Columnist Bryony Gordon wrote last week about an incident in 2010 when a Tory MP approached her in a "grotty bar in Westminster".

The new defence minister has denied ever using the word "slut" but the furore is continuing in various blogs and newspapers throughout the country.

Bryony Gordon, 32, first mentioned the issue on July 22 in her Daily Telegraph column.

She said: "Here’s your starter for 10: which member of David Cameron’s new "female-friendly" cabinet came up to me at a party four years ago and called me a word I hope he never uses in Parliament?

"He wittered on about the select committees he worked on that my colleague had covered. 

"And then he said: ‘If you work at the Telegraph, do you know that slut who writes that Single Girl About Town column at the back of the magazine? What’s her name? Bryony Gordon?’

"The room seemed to fall silent.

"’Yes,’ I managed to respond. ‘I know her very well, because that slut is me.’"

A newspaper later suggested Fallon was the culprit and it was then rumoured he had used a different word, "slattern". 

On July 29 Ms Gordon wrote a response which said: "On Sunday, a newspaper "exposed" Michael Fallon as the cabinet minister who referred to me as a "slut".

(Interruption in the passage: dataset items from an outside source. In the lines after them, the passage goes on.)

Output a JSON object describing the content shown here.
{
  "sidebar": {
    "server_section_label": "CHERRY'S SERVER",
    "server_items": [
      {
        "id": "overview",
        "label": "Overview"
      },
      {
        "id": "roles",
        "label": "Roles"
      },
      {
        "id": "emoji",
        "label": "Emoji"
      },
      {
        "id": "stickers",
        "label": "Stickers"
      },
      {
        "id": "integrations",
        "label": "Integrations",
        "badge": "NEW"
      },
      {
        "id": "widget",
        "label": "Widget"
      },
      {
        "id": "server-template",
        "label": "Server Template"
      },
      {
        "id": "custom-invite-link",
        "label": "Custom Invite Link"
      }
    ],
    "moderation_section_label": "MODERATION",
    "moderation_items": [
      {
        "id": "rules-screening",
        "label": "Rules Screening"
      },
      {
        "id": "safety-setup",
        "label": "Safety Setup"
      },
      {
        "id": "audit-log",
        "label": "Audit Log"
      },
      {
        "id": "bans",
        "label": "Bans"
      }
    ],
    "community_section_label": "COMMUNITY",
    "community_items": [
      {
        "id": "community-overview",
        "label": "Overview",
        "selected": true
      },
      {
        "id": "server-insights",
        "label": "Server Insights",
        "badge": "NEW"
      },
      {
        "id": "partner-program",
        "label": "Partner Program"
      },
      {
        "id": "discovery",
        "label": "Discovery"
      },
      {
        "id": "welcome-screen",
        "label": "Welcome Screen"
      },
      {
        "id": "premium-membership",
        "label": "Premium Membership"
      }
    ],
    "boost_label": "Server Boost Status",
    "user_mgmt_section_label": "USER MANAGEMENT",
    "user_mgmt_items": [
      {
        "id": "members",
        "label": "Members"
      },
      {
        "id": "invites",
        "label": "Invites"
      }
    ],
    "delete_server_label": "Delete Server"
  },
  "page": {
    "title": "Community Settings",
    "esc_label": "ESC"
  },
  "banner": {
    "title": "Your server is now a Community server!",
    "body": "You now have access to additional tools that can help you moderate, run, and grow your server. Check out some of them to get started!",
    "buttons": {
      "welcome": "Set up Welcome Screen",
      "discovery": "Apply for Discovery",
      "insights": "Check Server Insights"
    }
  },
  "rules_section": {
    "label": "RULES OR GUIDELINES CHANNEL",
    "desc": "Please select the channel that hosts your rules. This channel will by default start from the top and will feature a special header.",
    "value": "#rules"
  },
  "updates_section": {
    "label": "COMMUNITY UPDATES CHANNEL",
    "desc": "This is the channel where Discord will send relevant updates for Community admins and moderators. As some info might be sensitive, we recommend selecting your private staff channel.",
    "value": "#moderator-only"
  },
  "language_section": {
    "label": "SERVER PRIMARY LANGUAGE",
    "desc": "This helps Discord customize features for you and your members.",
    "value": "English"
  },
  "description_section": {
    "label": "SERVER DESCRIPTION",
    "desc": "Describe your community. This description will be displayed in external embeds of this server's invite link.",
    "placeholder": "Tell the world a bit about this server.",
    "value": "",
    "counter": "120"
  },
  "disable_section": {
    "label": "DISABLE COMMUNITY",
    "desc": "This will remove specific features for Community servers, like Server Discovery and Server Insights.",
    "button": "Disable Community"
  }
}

"Fallon’s people say that he actually called me a "slattern", pointing out that this was the word I used when writing about the incident in my column four years ago. 

"I’m not sure that slattern is entirely complimentary either, but I do know the reason we printed that word originally was because at the time it was felt the word "slut" was too offensive."

Mr Fallon denies using the word "slut" but does remember meeting the journalist.

He said: "I did have a conversation at this party some four years ago. I’m confident I didn’t use such a word."

Ms Gordon is a columnist and feature writer for the Daily Telegraph and recently published the book, The Wrong Knickers.